Former president Cristina Kirchner

An Argentine judge on Thursday ordered the arrest of former president Cristina Kirchner for allegedly covering up Iranian involvement in a 1994 bombing at a Buenos Aires Jewish center that left 85 people dead, according to a judicial source.

The order also removes the judicial immunity of Kirchner, who served as president from 2007-2015 and is now a senator.

She has previously called the case an "absurdity."

"As happens regularly in Argentina, the news was first leaked to the press and Cristina has not yet been notified," an aide to the former president told AFP.

The former president is accused of signing a deal with Tehran to allow Iranian officials suspected of ordering the attack on the Jewish center to be interviewed by Argentine magistrates in Tehran rather than in Buenos Aires.

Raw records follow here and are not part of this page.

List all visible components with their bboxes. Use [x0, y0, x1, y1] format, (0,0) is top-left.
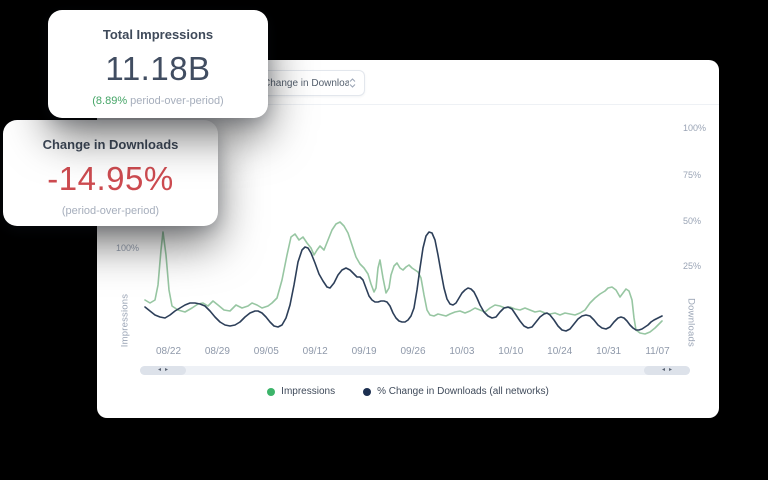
- right-scroll-handle[interactable]: ◂ ▸: [644, 366, 690, 375]
- chart-panel: Change in Downloads 08/22 08/29 09/05 09/12…: [97, 60, 719, 418]
- y-axis-tick-left: 100%: [115, 243, 139, 253]
- scroll-right-icon: ▸: [165, 367, 169, 373]
- chart-plot-area: 08/22 08/29 09/05 09/12 09/19 09/26 10/03 10/10…: [116, 120, 706, 357]
- kpi-value: -14.95%: [47, 160, 174, 197]
- metric-dropdown[interactable]: Change in Downloads: [252, 70, 365, 96]
- kpi-subtitle-rest: period-over-period): [127, 95, 224, 107]
- left-axis-title: Impressions: [119, 293, 131, 348]
- scroll-right-icon: ▸: [669, 367, 673, 373]
- chevron-up-down-icon: [349, 78, 356, 88]
- x-axis-tick: 09/26: [400, 346, 426, 357]
- scroll-left-icon: ◂: [661, 367, 665, 373]
- legend-dot-icon: [363, 387, 372, 396]
- x-axis-tick: 10/24: [547, 346, 573, 357]
- chart-legend: Impressions % Change in Downloads (all ne…: [97, 386, 719, 397]
- kpi-title: Change in Downloads: [42, 137, 179, 152]
- x-axis-tick: 11/07: [645, 346, 670, 357]
- x-axis-tick: 08/22: [155, 346, 182, 357]
- kpi-subtitle-delta: (8.89%: [92, 95, 128, 107]
- kpi-card-total-impressions: Total Impressions 11.18B (8.89% period-o…: [48, 10, 268, 118]
- x-axis-tick: 09/05: [253, 346, 279, 357]
- left-scroll-handle[interactable]: ◂ ▸: [140, 366, 186, 375]
- x-scrollbar-track[interactable]: ◂ ▸ ◂ ▸: [140, 366, 690, 375]
- metric-dropdown-value: Change in Downloads: [263, 77, 349, 89]
- x-axis-tick: 10/10: [498, 346, 524, 357]
- x-axis-tick: 09/19: [351, 346, 377, 357]
- legend-label: % Change in Downloads (all networks): [377, 386, 549, 397]
- kpi-value: 11.18B: [105, 50, 211, 87]
- kpi-subtitle: (8.89% period-over-period): [48, 95, 268, 107]
- legend-item[interactable]: % Change in Downloads (all networks): [363, 386, 549, 397]
- right-axis-title: Downloads: [685, 298, 697, 347]
- y-axis-tick-right: 75%: [683, 170, 702, 180]
- scroll-left-icon: ◂: [157, 367, 161, 373]
- x-axis-tick: 10/03: [449, 346, 475, 357]
- x-axis-tick: 09/12: [302, 346, 328, 357]
- x-axis-tick: 10/31: [596, 346, 622, 357]
- y-axis-tick-right: 50%: [683, 216, 702, 226]
- legend-label: Impressions: [281, 386, 336, 397]
- kpi-card-change-in-downloads: Change in Downloads -14.95% (period-over…: [3, 120, 218, 226]
- chart-panel-header: Change in Downloads: [97, 60, 719, 105]
- x-axis-tick: 08/29: [204, 346, 230, 357]
- legend-dot-icon: [267, 387, 276, 396]
- chart-lines: [144, 221, 663, 335]
- y-axis-tick-right: 100%: [683, 123, 707, 133]
- legend-item[interactable]: Impressions: [267, 386, 335, 397]
- kpi-subtitle: (period-over-period): [61, 205, 160, 217]
- kpi-title: Total Impressions: [102, 27, 214, 42]
- y-axis-tick-right: 25%: [683, 261, 702, 271]
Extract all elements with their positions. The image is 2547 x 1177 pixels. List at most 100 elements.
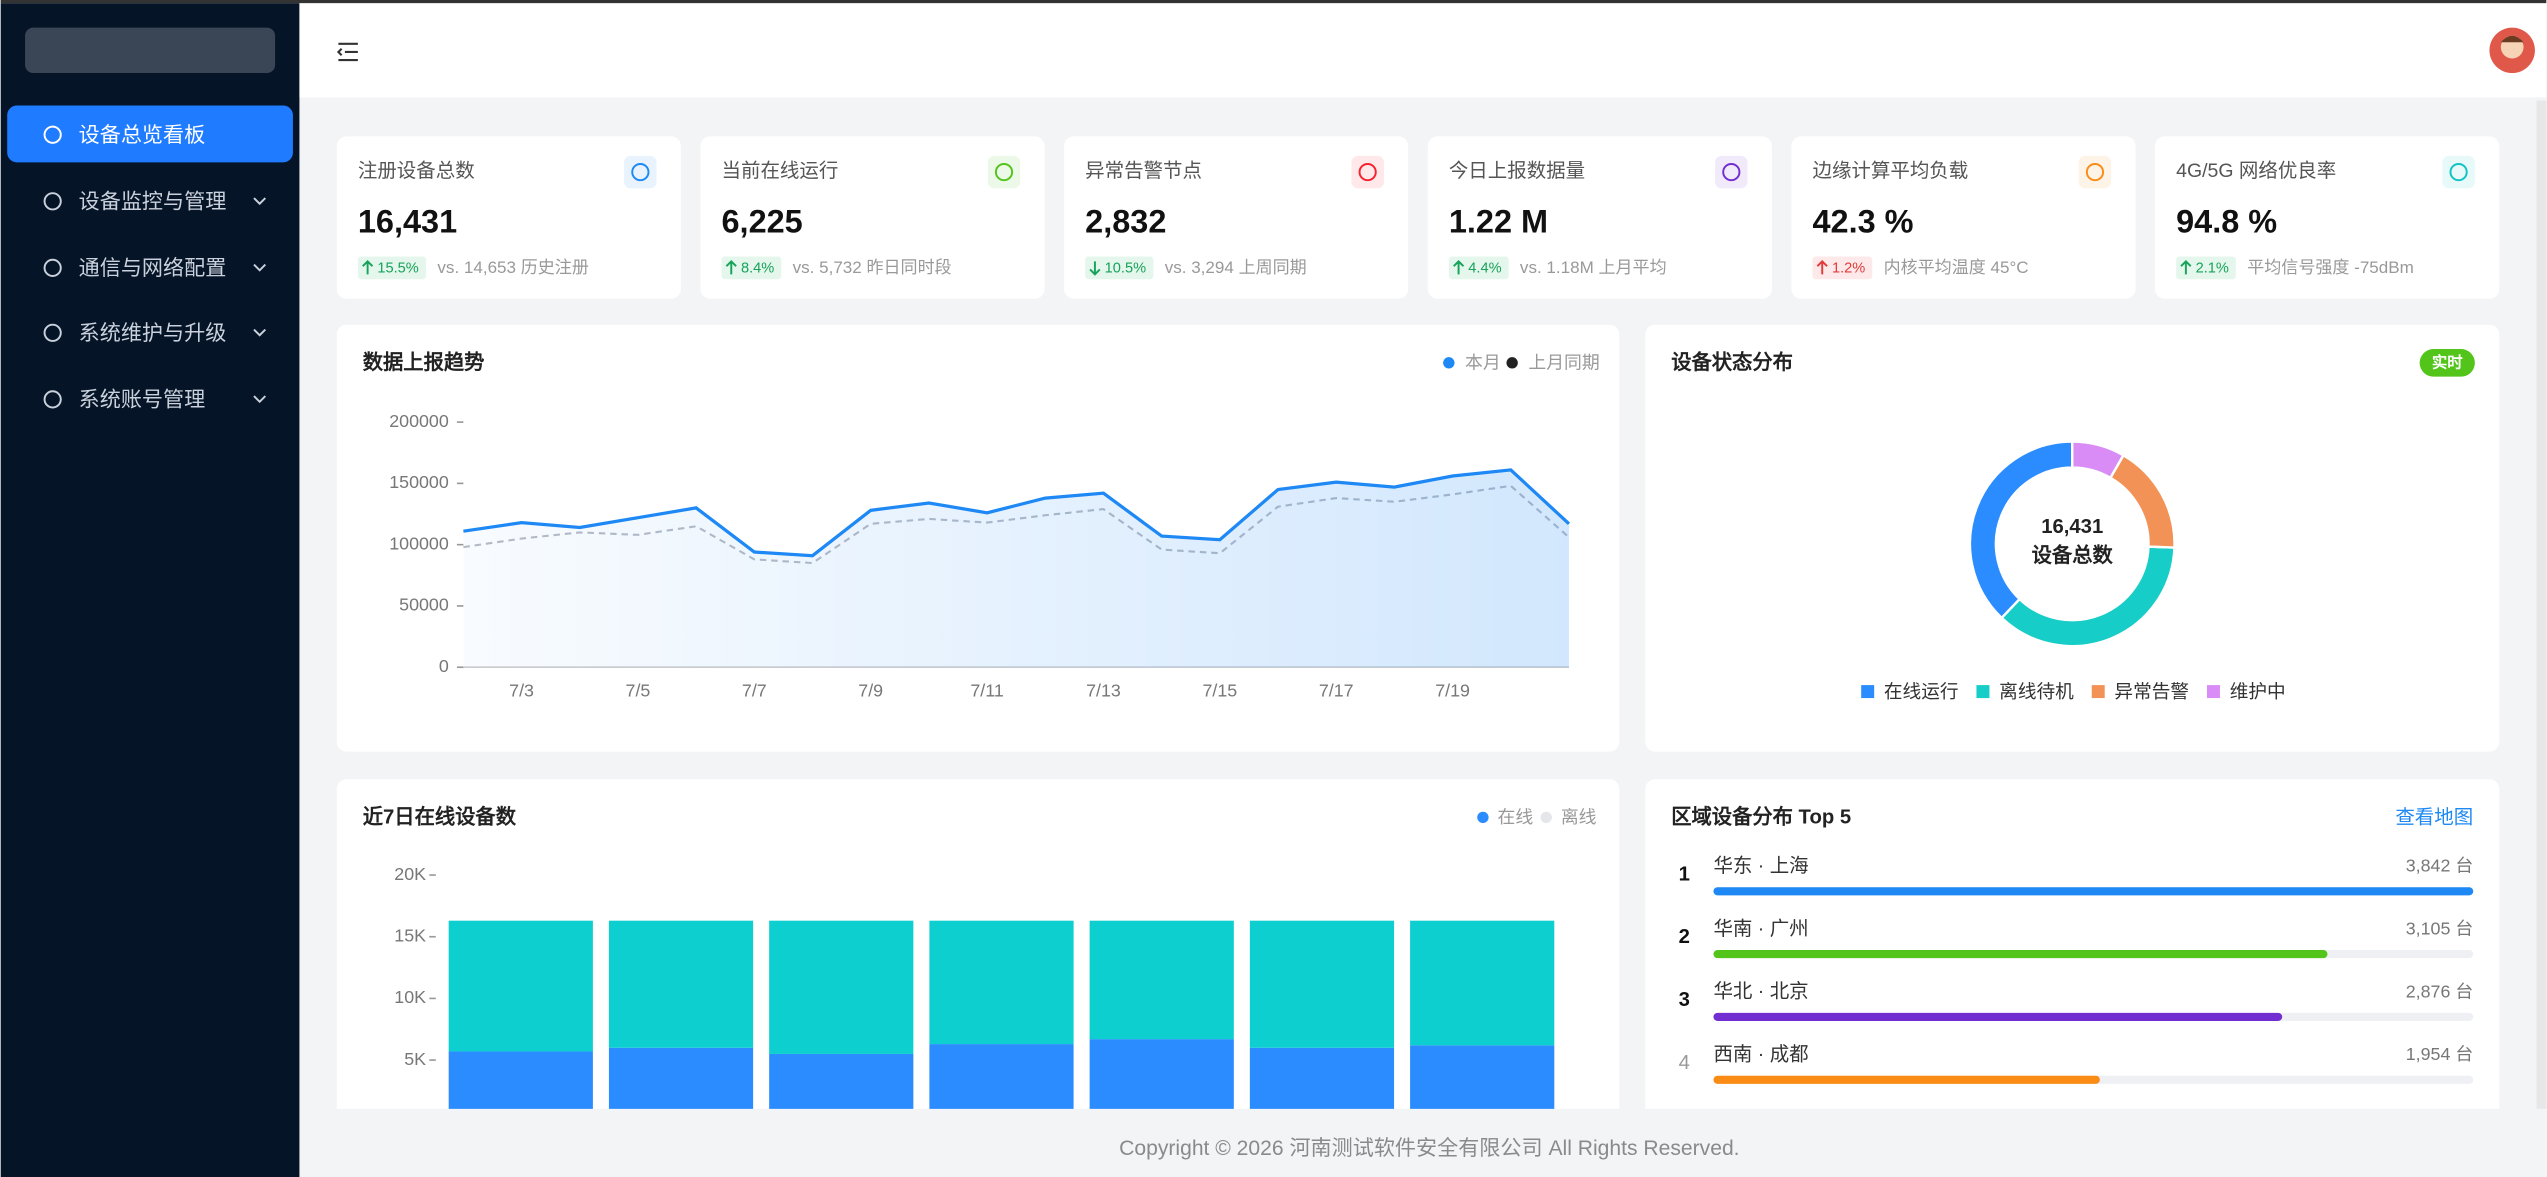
legend-label: 上月同期: [1528, 352, 1599, 372]
panel-title: 近7日在线设备数: [363, 805, 517, 829]
stat-compare: 平均信号强度 -75dBm: [2247, 258, 2414, 277]
legend-label: 离线: [1561, 807, 1597, 827]
delta-arrow: [1453, 259, 1465, 275]
menu-chevron: [253, 197, 267, 206]
delta-arrow: [362, 259, 374, 275]
menu-item[interactable]: 系统维护与升级: [43, 321, 267, 345]
menu-icon: [43, 323, 62, 342]
delta-badge: [1085, 256, 1154, 280]
menu-chevron: [253, 263, 267, 272]
region-value: 1,954 台: [2406, 1044, 2473, 1064]
bar: [1713, 950, 2328, 959]
rank: 3: [1679, 989, 1690, 1011]
bar-segment: [1410, 1045, 1555, 1109]
delta-text: 10.5%: [1105, 261, 1146, 277]
x-tick-label: 7/11: [970, 680, 1003, 700]
region-name: 华东 · 上海: [1713, 855, 1808, 877]
stat-card: 边缘计算平均负载 42.3 % 1.2% 内核平均温度 45°C: [1791, 136, 2136, 299]
delta-text: 8.4%: [741, 261, 774, 277]
stat-title: 注册设备总数: [358, 160, 475, 182]
delta-badge: [721, 256, 782, 280]
bar-segment: [608, 920, 754, 1048]
x-tick-label: 7/3: [509, 680, 534, 700]
legend-swatch: [2206, 685, 2220, 699]
y-tick-label: 150000: [389, 472, 449, 492]
y-tick-label: 200000: [389, 411, 449, 431]
bar-segment: [929, 920, 1074, 1045]
legend-swatch: [1506, 357, 1518, 369]
stat-value: 42.3 %: [1812, 204, 1913, 240]
panel-bg: [1645, 324, 2500, 752]
menu-label: 系统账号管理: [79, 388, 206, 412]
panel-title: 设备状态分布: [1671, 350, 1793, 374]
x-tick-label: 7/15: [1202, 680, 1237, 700]
bar-segment: [1249, 1047, 1395, 1109]
stat-icon: [2085, 162, 2105, 182]
region-name: 华北 · 北京: [1713, 981, 1808, 1003]
line: [463, 468, 1571, 558]
legend-swatch: [1540, 811, 1552, 824]
stat-icon: [1722, 162, 1741, 182]
menu-item[interactable]: 设备总览看板: [7, 105, 293, 163]
stat-title: 边缘计算平均负载: [1812, 160, 1968, 182]
menu-icon: [43, 390, 62, 409]
menu-item[interactable]: 通信与网络配置: [43, 256, 267, 280]
y-tick-label: 10K: [394, 987, 426, 1007]
panel-title: 数据上报趋势: [363, 350, 485, 374]
bar-segment: [769, 1053, 914, 1109]
delta-badge: [2176, 256, 2236, 280]
menu-toggle[interactable]: [336, 42, 358, 62]
stat-card: 今日上报数据量 1.22 M 4.4% vs. 1.18M 上月平均: [1427, 136, 1772, 299]
menu-chevron: [253, 395, 267, 404]
legend-label: 异常告警: [2114, 681, 2189, 702]
region-value: 3,105 台: [2406, 918, 2473, 938]
map-link[interactable]: 查看地图: [2395, 806, 2473, 828]
panel: 近7日在线设备数 5K 10K 15K 20K 在线 离线: [336, 779, 1620, 1109]
stat-title: 当前在线运行: [722, 160, 839, 182]
bar-segment: [1089, 920, 1234, 1040]
stat-icon: [2449, 162, 2468, 182]
delta-arrow: [1816, 259, 1828, 275]
region-value: 2,876 台: [2406, 981, 2473, 1001]
menu-item[interactable]: 设备监控与管理: [43, 190, 267, 214]
region-name: 西南 · 成都: [1713, 1044, 1808, 1066]
card-bg: [1791, 136, 2136, 299]
menu-item[interactable]: 系统账号管理: [43, 388, 267, 412]
panel-bg: [1645, 779, 2500, 1109]
panel-title: 区域设备分布 Top 5: [1671, 805, 1851, 829]
scrollbar: [2536, 100, 2547, 1109]
sidebar: [0, 3, 300, 1177]
stat-icon: [994, 162, 1014, 182]
bar-segment: [448, 1051, 593, 1109]
donut-segment: [2071, 440, 2126, 480]
stat-compare: vs. 5,732 昨日同时段: [793, 258, 952, 277]
donut-center-value: 16,431: [2041, 516, 2103, 538]
legend-label: 在线: [1498, 807, 1534, 827]
stat-value: 16,431: [358, 204, 457, 240]
stat-title: 4G/5G 网络优良率: [2176, 160, 2336, 182]
stat-compare: vs. 3,294 上周同期: [1165, 258, 1307, 277]
menu-label: 通信与网络配置: [79, 256, 227, 280]
bar: [1713, 1012, 2283, 1021]
rank: 4: [1679, 1052, 1690, 1074]
legend-label: 维护中: [2230, 681, 2286, 702]
delta-text: 2.1%: [2196, 261, 2229, 277]
menu-icon: [43, 192, 62, 211]
bar-segment: [929, 1044, 1074, 1109]
menu-icon: [43, 258, 62, 277]
menu-active-bg: [7, 105, 293, 163]
x-tick-label: 7/19: [1435, 680, 1470, 700]
y-tick-label: 100000: [389, 533, 449, 553]
card-bg: [1427, 136, 1772, 299]
rank: 2: [1679, 926, 1690, 948]
x-tick-label: 7/7: [742, 680, 767, 700]
delta-arrow: [1089, 261, 1101, 276]
avatar[interactable]: [2489, 27, 2535, 74]
delta-badge: [357, 256, 427, 280]
stat-icon: [631, 162, 650, 182]
delta-text: 1.2%: [1832, 261, 1865, 277]
badge-bg: [2419, 349, 2475, 377]
stat-card: 异常告警节点 2,832 10.5% vs. 3,294 上周同期: [1064, 136, 1409, 299]
legend-swatch: [1443, 357, 1455, 369]
menu-chevron: [253, 328, 267, 337]
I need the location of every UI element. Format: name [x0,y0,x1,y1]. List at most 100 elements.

Kirchner, 64, who had two four-year terms in office, is due to take her seat in the Senate next week after her election victory in October crowned a political comeback and granted her immunity from imprisonment in several corruption cases.

The Senate will now have to vote on lifting her immunity at the judge's request, for which a two-thirds majority is needed.

Kirchner's leftist alliance in the Senate has a total of 32 seats, but only around a dozen senators are in the Kirchner camp.

The center-right Cambiemos alliance of President Mauricio Macri has 25 seats in the upper house.

Judge Carlos Bonadio also ordered the arrest of former foreign minister Hector Timerman and several other former officials in the Kirchner governments.

The ex-head of the Federal Intelligence Agency, Oscar Parrilli, was ordered not to leave the country.

Bonadio took over the case after prosecutor Alberto Nisman, which was filed four days before his mysterious death on January 18, 2016.

The Jewish center bombing case is the most serious before Kirchner, who is facing trial in several other cases involving corruption and money-laundering stemming from her years as president.

Several prominent members of her former government have been detained on corruption charges in recent weeks, including ex-public works minister Julio De Vido and Amado Boudou, Kirchner's vice-president from 2011-2015.